Kötü şeyleri söylemeye o kadar meraklıyız ki! Karşımızdakini takdir etmekten kaçınıyoruz resmen. İyi bir şeyi söylemekten çekiniyoruz. Tek düzgün ve düşünmeden yapabildiğimiz şey eleştirmek. Her şeyi, herkesi çok güzel eleştiriyoruz.
En iyi biz biliyoruz ve karşımızdakinin hayatında bir sorun varsa bu onun suçu. Bugün şekersiz beslenmede 4.günümdü. Canım çok tatlı istedi. Tam o sırada eşim aradı. “Sen yaparsın ya, çok iradelisin, kaç kilo verdin, devam et” gibi cümleler kurup beni epey gaza getirdi. Ama bir afalladım da tabii. Çünkü alışkın değilim. Ufak tefek cinayetler diye bir dizi var. İzleyen var mı bilmiyorum ama orada bir sahne vardı geçtiğimiz Salı günü. Serhan işten gelip eşi Merve’ye “Nasıl geçti günün, neler yaptın, gel sohbet edelim” falan diyor. Merve ne yapacağını şaşırıyor. “Ben kahve yapayım sana” diye geveliyor. Evlilikte iletişimsizliğin bence en güzel örneğiydi ama bu örnek artık her alanda var. Arkadaşlarımızla konuşurken, eşimizle, ailemizle hep bir geride duruyoruz. Sohbet etmekten zaten iyice uzaklaştık ama sohbetlerimizin de içeriğini negatif cümleler oluşturuyor.
Kelimelerinize, cümlelerinize bir bakın.

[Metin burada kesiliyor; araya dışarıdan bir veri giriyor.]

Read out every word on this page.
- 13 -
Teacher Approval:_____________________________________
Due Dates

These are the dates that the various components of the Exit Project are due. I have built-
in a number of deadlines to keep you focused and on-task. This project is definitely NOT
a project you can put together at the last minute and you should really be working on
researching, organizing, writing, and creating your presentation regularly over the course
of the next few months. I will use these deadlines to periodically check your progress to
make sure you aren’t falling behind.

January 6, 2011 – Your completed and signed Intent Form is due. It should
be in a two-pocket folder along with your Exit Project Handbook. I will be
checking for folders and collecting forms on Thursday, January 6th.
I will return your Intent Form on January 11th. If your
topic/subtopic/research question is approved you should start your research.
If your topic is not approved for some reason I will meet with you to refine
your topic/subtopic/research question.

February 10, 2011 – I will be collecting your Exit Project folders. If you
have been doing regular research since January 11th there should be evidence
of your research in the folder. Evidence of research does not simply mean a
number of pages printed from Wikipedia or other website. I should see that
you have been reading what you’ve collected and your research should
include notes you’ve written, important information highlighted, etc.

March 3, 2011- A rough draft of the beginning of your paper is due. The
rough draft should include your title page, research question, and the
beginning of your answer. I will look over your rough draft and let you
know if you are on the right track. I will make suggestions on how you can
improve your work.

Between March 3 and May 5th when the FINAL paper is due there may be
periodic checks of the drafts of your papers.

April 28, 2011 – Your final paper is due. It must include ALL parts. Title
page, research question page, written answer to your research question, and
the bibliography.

Espiri yaparken bile karşımızdaki insanla dalga geçerek espiri yapıyoruz (bu aslında mizah duygusu hiç gelişmemiş insanların başvurduğu bir yöntem).
Bunlar için aslında egzersiz niteliğinde şöyle bir şey yapılabilir; 1 hafta boyunca eleştiri yapmadan, önyargılarımı kıracağım. Mesela sürekli söyleniyor musunuz? Herkese sinir oluyorsunuz, aslında siz doğrusunuz ama onlar yanlış. Bunları biraz azaltmaya çalışalım. 1 hafta uzun geldiyse önümüzdeki 24 saati düşünün. İçinizi olumlu cümlelerle doldurup, negatif düşüncelerden sıyrılmaya çalışın.
Farketmesek bile birilerini sürekli eleştirip durmak aslında en çok bizi yoruyor. Etrafımız negatifliklerle doluyor. Bir süre sonra her şey mutsuz etmeye başlıyor. Şimdi size başımdan geçen bir olayı anlatayım kısaca; üniversite döneminde yurt odasında gıybetin dibine vuruyoruz. Her gün birini çekiştiriyoruz. Ben de o zamana kadar dedikodu falan hiç sevmezdim. Ay artık nasıl bunaldıysam, çekirdekleri çitle her akşam konuş konuş bezdim. Dedim ki “kızım Çağla sen bir hafta gıybet yapma. İçin bir arınsın, bu ne böyle?!” Tövbe yarabbim, ben bir hafta kendimi tuttum. Herkes için iyi konuşuyorum. Dini duygularımda o kadar gelişmiş değil belki ama 1 hafta sonunda rüyamda ben atın üstünde gidiyorum. Önümde beyaz atın üstünde Peygamber Efendimiz 🙂 Yani bu tabii bilinçaltı artık, kendime bir ödül vermiş oldum. Aslında içimde sevmediğim bir olayı bitirip, iyi insan olma ödülü gibi bir şey.
Aslında negatiflikten kurtulmanın bir yolu da bence bu. Düşüncelerini hemen değiştiremezsin belki ama dilini tutabilirsin. Çıkmayan sözler bir süre sonra düşüncenden de uzaklaşır.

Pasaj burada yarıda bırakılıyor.